Quando l’Ombra si fa regista. Così come in “Taxi Teheran”, anche nella sua ultima opera cinematografica “Tre Volti“ (in uscita nelle sale italiane dal 29 novembre) il regista Jafar Panahi si fa ombra, ora incudine, ora protettore ancillare e passivo di Behnaz Jafari la sua bella e forte primadonna, attrice famosa di soap opera iraniane (lei e Jafar interpretano se stessi nel film), la cui presenza ha virtù taumaturgiche per dissolvere vere tragedie familiari. La scelta in tal senso è ideologica e non ha nulla di casuale, scendendo come un antidoto nelle viscere avvelenate della società khomeinista iraniana, che priva la femminilità della propria sostanza umana. Il film risalta Tre Volti di donne di altrettante generazioni: la prima, coetanea del regista, rimane perennemente senza volto emarginata e messa al bando dalla sua piccola comunità montana turco iraniana, per essersi mostrata in pubblico come “intrattenitrice” (sul tipo di una ballerina del ventre, lasciva e impudica), ovvero come “attrice” in opere cinematografiche in cui è stata diretta tra l’altro proprio dallo stesso Jafar. Ed è lui a scoprire l’incorruttibile solitudine di lei relegata in un minuscola e misera casupola di campagna ai margini dell’abitato, regalandoci della sua prima donna soltanto un’unica rapida inquadratura che la vede dipingere di schiena un paesaggio naturale alla Van Gogh.
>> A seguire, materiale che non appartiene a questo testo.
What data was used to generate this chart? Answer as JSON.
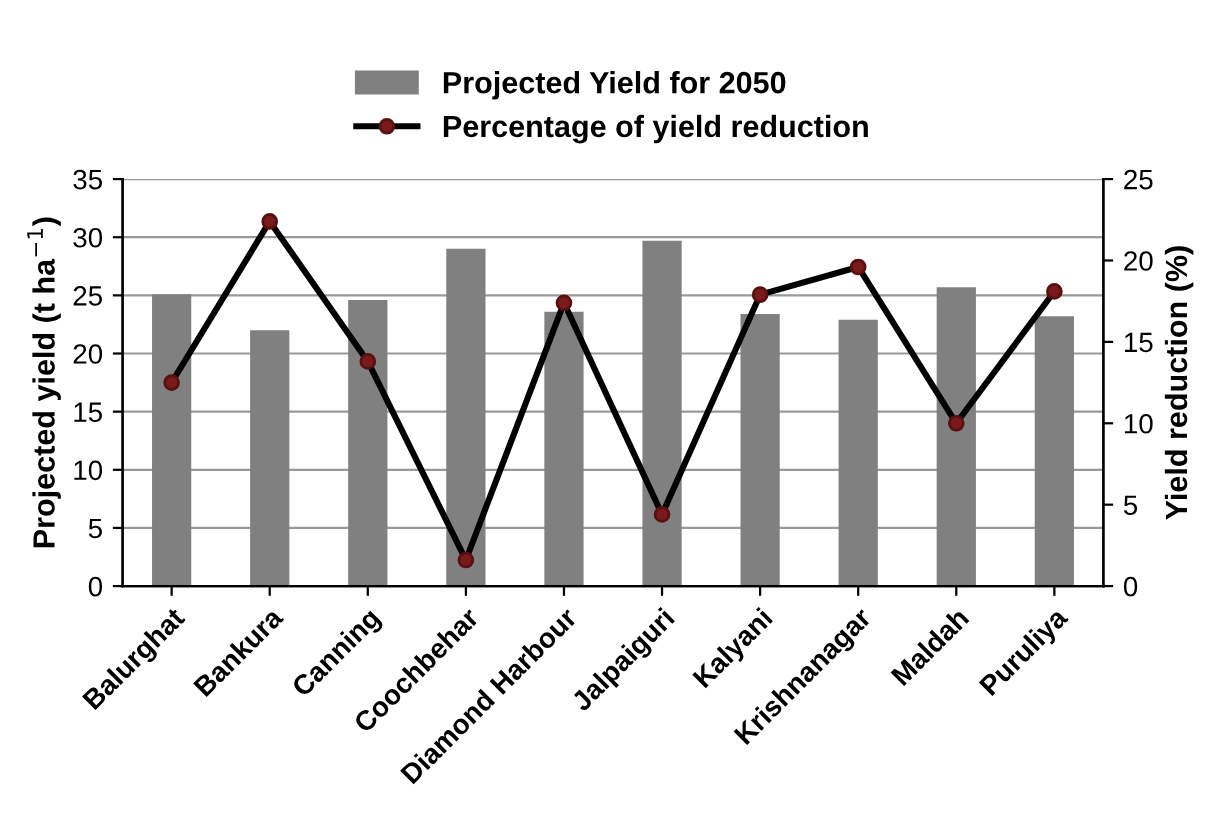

Ed è lei, con ogni probabilità, l’ispiratrice di un finto video suicida che catapulta Behnaz nel medioevo, fuori dal suo mondo dorato di celluloide facendole credere al suicidio di Marziyeh Rezaei (che pure interpreta se stessa), una giovane e bella aspirante attrice della terza generazione, perseguitata dalla sua famiglia ossessionata dallo scandalo. E la finta misura ha l’effetto sperato: sconvolta Behnaz (donna della seconda generazione, caratterizzata da un grado di evoluzione superiore a quello della “intrattenitrice” pittrice) abbandona il set, con grandissima disperazione della sua regista, e si fa condurre proprio da Jafar in un avventuroso viaggio su sentieri montuosi e impervi. E da lì fluisce un’immensa, nostalgica ricerca della bellezza interiore e ormai morente per quegli stereotipi di donne e uomini anziani, che si ritrovano consustanziati nelle loro millenarie tradizioni dove solidarietà, pettegolezzo, superstizione, storia e memoria dei costumi da tramandare a ogni costo alle nuove generazioni, si intrecciano fino a sanguinare come un toro ferito.

Sconvolgente e carica di compassione è la bellissima scena del possente animale che giace inginocchiato e lamentoso sul sentiero montagnoso (in cui passa un’auto per volta, secondo un codice sonoro da cui si evince l’urgenza di precedenza), in attesa di un fantomatico veterinario introvabile in quel posto sperduto che ha il medico condotto soltanto a decine di km di distanza! Dentro un dialogo dell’assurdo, immaginifico e penetrante come un quadro surrealista, il povero fattore spiega a Jafar il suo dramma per il mancato guadagno della montatura di numerose giovenche che saranno il giorno dopo portate al piccolo mercato locale. Così come un vecchio spiega a Behnaz i misteriosi poteri del prepuzio essiccato del suo figlio maschio. E che le donne, esse sole possano capirsi tra di loro passando sopra alla tirannia dei maschi è il vero, profondo messaggio di Jafar, uomo recluso e perseguitato in patria, al quale non è stato mai concesso un visto provvisorio per ritirare i vari premi e riconoscimenti in giro per il mondo. Behnaz avvalendosi della melanconica passività di Jafar si lascia avvolgere, con l’intensa voluttà di un vampiro, dalle piccole attenzioni quotidiane e dai racconti degli abitanti del posto, più dolci del miele sapiente delle api.